Initial Qualitative Testing and Real-World Validation
To build on the quantitative findings, I analyzed around 200 real conversations between users and the AI Therapy Counselor, and these gave me some valuable insights into how the models performed.
From the initial testing, the hybrid model stood out as the best. It showed a deeper understanding of the therapy framework, used therapeutic techniques more effectively, and gave more contextually appropriate responses. Adding synthetic data really helped fill in the gaps, allowing the model to handle a much wider range of situations.
One of the biggest improvements I noticed was how well the hybrid model managed longer conversations. It knew when to shift topics or suggest wrapping up a session—an important skill in effective therapy. This real-world validation backed up what I found earlier: the hybrid model outperformed the other models.
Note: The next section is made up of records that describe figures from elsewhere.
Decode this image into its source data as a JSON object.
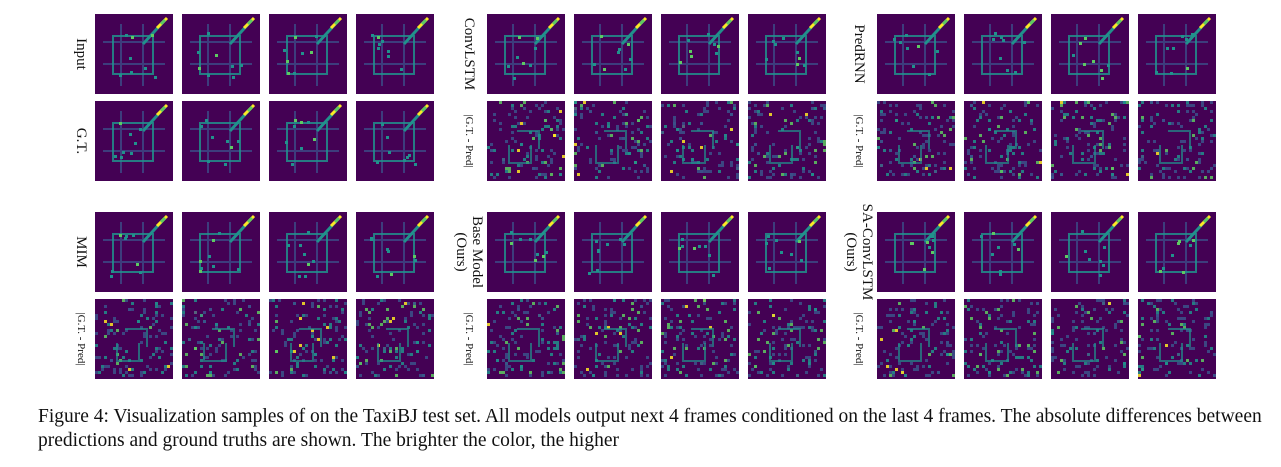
{
  "figure": {
    "panels": [
      {
        "id": "input-gt",
        "top_label": [
          "Input"
        ],
        "bottom_label": [
          "G.T."
        ]
      },
      {
        "id": "convlstm",
        "top_label": [
          "ConvLSTM"
        ],
        "bottom_label": [
          "|G.T. - Pred|"
        ]
      },
      {
        "id": "predrnn",
        "top_label": [
          "PredRNN"
        ],
        "bottom_label": [
          "|G.T. - Pred|"
        ]
      },
      {
        "id": "mim",
        "top_label": [
          "MIM"
        ],
        "bottom_label": [
          "|G.T. - Pred|"
        ]
      },
      {
        "id": "base-model",
        "top_label": [
          "Base Model",
          "(Ours)"
        ],
        "bottom_label": [
          "|G.T. - Pred|"
        ]
      },
      {
        "id": "sa-convlstm",
        "top_label": [
          "SA-ConvLSTM",
          "(Ours)"
        ],
        "bottom_label": [
          "|G.T. - Pred|"
        ]
      }
    ],
    "colormap": {
      "background": "#440154",
      "road": "#3b528b",
      "road_bright": "#21918c",
      "hot": "#5ec962",
      "hottest": "#fde725"
    }
  },
  "caption": {
    "text": "Figure 4: Visualization samples of on the TaxiBJ test set. All models output next 4 frames conditioned on the last 4 frames. The absolute differences between predictions and ground truths are shown. The brighter the color, the higher"
  }
}
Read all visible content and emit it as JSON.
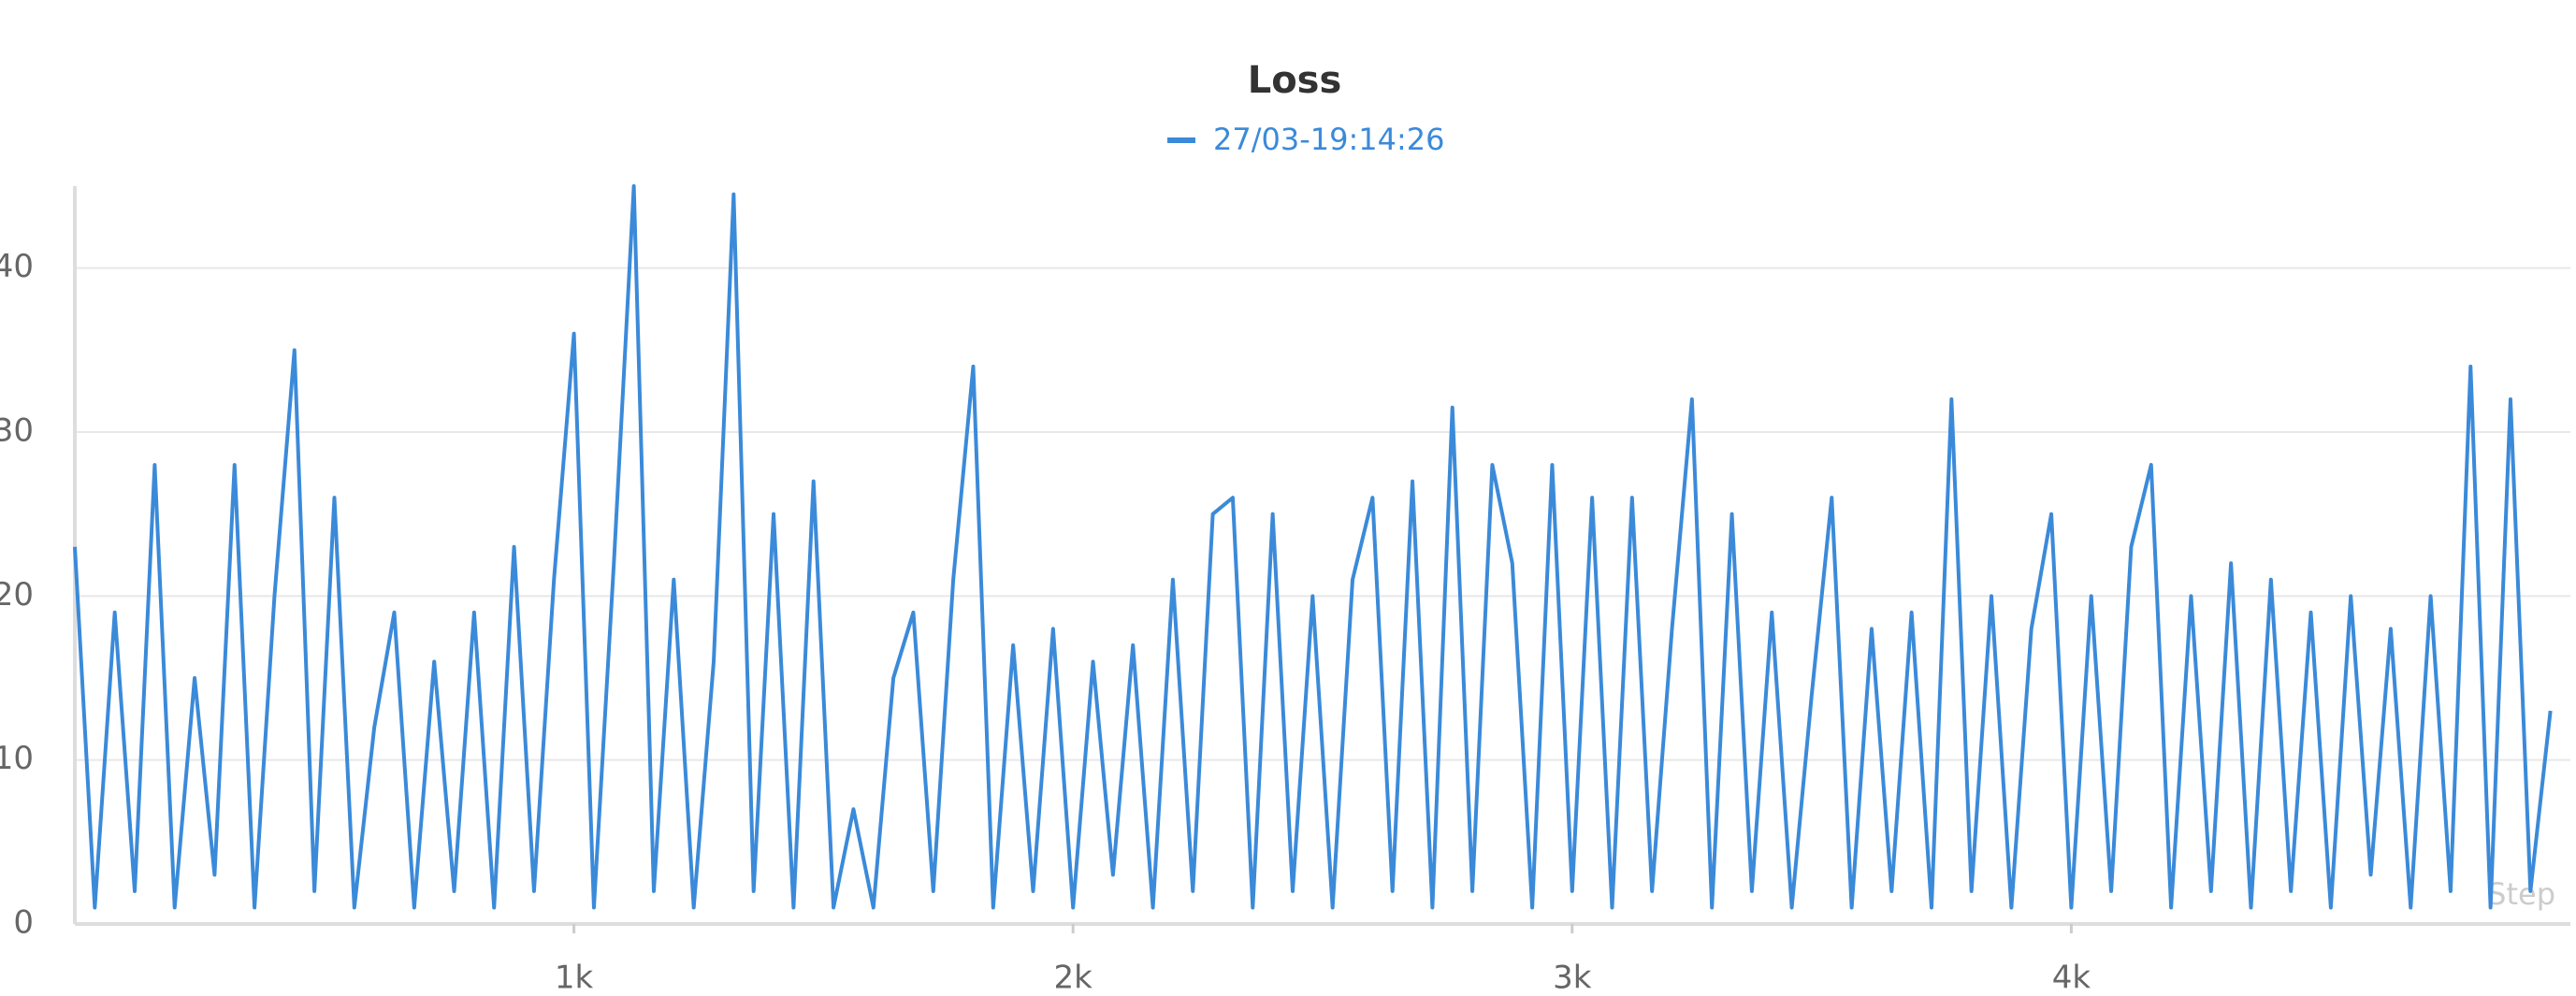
{
  "chart_data": {
    "type": "line",
    "title": "Loss",
    "x_label": "Step",
    "series": [
      {
        "name": "27/03-19:14:26",
        "color": "#3b8ad9",
        "x": [
          0,
          40,
          80,
          120,
          160,
          200,
          240,
          280,
          320,
          360,
          400,
          440,
          480,
          520,
          560,
          600,
          640,
          680,
          720,
          760,
          800,
          840,
          880,
          920,
          960,
          1000,
          1040,
          1080,
          1120,
          1160,
          1200,
          1240,
          1280,
          1320,
          1360,
          1400,
          1440,
          1480,
          1520,
          1560,
          1600,
          1640,
          1680,
          1720,
          1760,
          1800,
          1840,
          1880,
          1920,
          1960,
          2000,
          2040,
          2080,
          2120,
          2160,
          2200,
          2240,
          2280,
          2320,
          2360,
          2400,
          2440,
          2480,
          2520,
          2560,
          2600,
          2640,
          2680,
          2720,
          2760,
          2800,
          2840,
          2880,
          2920,
          2960,
          3000,
          3040,
          3080,
          3120,
          3160,
          3200,
          3240,
          3280,
          3320,
          3360,
          3400,
          3440,
          3480,
          3520,
          3560,
          3600,
          3640,
          3680,
          3720,
          3760,
          3800,
          3840,
          3880,
          3920,
          3960,
          4000,
          4040,
          4080,
          4120,
          4160,
          4200,
          4240,
          4280,
          4320,
          4360,
          4400,
          4440,
          4480,
          4520,
          4560,
          4600,
          4640,
          4680,
          4720,
          4760,
          4800,
          4840,
          4880,
          4920,
          4960
        ],
        "values": [
          23,
          1,
          19,
          2,
          28,
          1,
          15,
          3,
          28,
          1,
          20,
          35,
          2,
          26,
          1,
          12,
          19,
          1,
          16,
          2,
          19,
          1,
          23,
          2,
          21,
          36,
          1,
          22,
          45,
          2,
          21,
          1,
          16,
          44.5,
          2,
          25,
          1,
          27,
          1,
          7,
          1,
          15,
          19,
          2,
          21,
          34,
          1,
          17,
          2,
          18,
          1,
          16,
          3,
          17,
          1,
          21,
          2,
          25,
          26,
          1,
          25,
          2,
          20,
          1,
          21,
          26,
          2,
          27,
          1,
          31.5,
          2,
          28,
          22,
          1,
          28,
          2,
          26,
          1,
          26,
          2,
          18,
          32,
          1,
          25,
          2,
          19,
          1,
          14,
          26,
          1,
          18,
          2,
          19,
          1,
          32,
          2,
          20,
          1,
          18,
          25,
          1,
          20,
          2,
          23,
          28,
          1,
          20,
          2,
          22,
          1,
          21,
          2,
          19,
          1,
          20,
          3,
          18,
          1,
          20,
          2,
          34,
          1,
          32,
          2,
          13
        ]
      }
    ],
    "xlim": [
      0,
      5000
    ],
    "xticks": [
      {
        "value": 1000,
        "label": "1k"
      },
      {
        "value": 2000,
        "label": "2k"
      },
      {
        "value": 3000,
        "label": "3k"
      },
      {
        "value": 4000,
        "label": "4k"
      }
    ],
    "ylim": [
      0,
      45
    ],
    "yticks": [
      0,
      10,
      20,
      30,
      40
    ],
    "grid": true
  }
}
The hybrid model excelled in several key areas:
Identifying and addressing unhelpful cognitive patterns.
Providing empathetic responses tailored to each user's situation.
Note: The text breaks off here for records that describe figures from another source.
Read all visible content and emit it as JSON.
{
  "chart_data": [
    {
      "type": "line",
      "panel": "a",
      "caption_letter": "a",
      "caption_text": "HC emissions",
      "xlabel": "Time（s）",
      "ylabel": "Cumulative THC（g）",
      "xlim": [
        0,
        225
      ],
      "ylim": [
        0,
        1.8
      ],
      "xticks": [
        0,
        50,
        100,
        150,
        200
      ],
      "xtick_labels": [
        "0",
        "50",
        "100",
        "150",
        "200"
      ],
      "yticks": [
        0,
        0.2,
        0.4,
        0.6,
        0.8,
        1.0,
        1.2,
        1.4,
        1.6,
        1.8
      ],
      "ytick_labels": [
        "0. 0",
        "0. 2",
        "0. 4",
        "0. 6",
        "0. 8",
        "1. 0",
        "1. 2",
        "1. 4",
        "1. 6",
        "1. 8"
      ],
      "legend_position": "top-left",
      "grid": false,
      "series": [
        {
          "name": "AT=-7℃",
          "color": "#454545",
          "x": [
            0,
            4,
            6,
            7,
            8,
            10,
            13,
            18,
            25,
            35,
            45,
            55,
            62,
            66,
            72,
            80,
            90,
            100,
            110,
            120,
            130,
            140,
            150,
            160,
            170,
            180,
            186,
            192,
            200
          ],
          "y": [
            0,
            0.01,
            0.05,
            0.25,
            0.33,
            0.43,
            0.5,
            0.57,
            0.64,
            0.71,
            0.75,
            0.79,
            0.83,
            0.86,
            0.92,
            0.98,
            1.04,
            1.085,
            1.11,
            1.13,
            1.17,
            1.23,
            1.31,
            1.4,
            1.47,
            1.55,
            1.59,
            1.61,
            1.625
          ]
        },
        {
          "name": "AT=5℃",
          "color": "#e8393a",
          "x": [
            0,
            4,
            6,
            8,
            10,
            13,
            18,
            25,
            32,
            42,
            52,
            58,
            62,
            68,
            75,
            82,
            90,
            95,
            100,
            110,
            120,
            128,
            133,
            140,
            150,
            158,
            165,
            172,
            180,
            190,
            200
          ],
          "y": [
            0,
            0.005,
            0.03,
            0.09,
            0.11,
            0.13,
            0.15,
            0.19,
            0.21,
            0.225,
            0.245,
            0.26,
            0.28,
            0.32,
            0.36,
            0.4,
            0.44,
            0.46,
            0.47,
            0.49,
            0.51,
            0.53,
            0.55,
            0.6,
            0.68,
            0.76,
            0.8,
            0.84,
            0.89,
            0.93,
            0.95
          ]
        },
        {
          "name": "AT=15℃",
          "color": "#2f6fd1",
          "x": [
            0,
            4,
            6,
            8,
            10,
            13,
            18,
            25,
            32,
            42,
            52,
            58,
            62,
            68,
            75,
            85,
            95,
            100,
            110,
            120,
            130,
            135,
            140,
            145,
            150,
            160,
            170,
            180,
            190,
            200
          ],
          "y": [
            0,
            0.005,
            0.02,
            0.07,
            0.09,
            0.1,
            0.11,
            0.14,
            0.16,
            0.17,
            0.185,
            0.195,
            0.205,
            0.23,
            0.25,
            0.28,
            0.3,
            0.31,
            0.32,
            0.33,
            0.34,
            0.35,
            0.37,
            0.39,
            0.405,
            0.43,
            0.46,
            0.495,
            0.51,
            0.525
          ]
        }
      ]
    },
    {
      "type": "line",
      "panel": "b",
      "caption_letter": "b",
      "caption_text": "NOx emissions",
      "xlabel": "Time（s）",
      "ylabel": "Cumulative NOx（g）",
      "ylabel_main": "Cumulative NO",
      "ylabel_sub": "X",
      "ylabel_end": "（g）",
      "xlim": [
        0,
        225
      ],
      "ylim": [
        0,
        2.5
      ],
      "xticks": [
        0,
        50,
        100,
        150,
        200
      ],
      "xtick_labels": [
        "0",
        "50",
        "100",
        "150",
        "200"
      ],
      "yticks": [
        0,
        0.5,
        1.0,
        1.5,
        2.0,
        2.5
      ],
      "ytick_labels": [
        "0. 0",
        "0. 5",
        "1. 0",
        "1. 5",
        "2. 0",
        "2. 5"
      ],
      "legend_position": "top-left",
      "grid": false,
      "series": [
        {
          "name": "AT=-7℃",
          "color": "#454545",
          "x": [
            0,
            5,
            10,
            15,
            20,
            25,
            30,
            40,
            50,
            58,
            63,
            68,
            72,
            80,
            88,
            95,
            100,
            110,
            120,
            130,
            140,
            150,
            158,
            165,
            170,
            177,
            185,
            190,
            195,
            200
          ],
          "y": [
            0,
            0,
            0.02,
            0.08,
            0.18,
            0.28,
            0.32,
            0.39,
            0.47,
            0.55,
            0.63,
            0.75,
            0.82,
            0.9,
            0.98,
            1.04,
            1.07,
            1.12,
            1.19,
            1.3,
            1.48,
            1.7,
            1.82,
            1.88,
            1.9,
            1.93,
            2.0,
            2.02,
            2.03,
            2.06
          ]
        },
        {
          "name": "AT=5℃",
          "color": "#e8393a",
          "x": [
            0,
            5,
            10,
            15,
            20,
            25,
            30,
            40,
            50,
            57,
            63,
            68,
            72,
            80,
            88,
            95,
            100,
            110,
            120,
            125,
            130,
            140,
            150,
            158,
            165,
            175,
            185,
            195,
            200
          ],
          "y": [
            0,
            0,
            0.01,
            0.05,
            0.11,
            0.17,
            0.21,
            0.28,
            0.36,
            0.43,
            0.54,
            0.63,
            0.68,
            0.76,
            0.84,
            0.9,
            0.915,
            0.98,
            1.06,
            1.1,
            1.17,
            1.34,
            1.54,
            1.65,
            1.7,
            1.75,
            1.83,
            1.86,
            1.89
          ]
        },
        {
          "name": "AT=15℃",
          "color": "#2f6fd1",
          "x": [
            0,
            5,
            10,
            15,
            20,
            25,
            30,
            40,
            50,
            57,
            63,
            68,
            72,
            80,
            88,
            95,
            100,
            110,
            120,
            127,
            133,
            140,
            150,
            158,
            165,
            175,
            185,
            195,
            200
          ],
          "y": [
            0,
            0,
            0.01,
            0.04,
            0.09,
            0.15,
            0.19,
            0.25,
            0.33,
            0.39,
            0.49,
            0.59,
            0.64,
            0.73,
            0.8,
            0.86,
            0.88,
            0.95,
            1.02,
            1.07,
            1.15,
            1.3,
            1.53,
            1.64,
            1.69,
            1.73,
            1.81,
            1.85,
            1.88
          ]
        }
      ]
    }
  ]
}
Staying consistent during longer conversations.
Recommending effective therapy techniques and exercises.
These observations matched up with the quantitative data, reinforcing the power of the hybrid approach. Combining real and synthetic data not only led to the highest average scores but also brought significant improvements in real-world conversations. The hybrid model showed it could handle complex therapeutic interactions, offering appropriate and empathetic responses while keeping conversations coherent, even during longer sessions.
Conclusion: Where Do We Go from Here?
My experiment showed that using real and synthetic data might work better for fine-tuning LLMs than just using real data. Here's why this is important:
It helps the AI learn about more situations, even ones without real data.
We can control what the AI learns to cover all the important details.
This method could work for other fields, not just therapy.
I believe the key to better AI isn't just having tons of data. It's about having the right mix of data that covers all the bases. This "smart data" approach could change how we train AI in the future.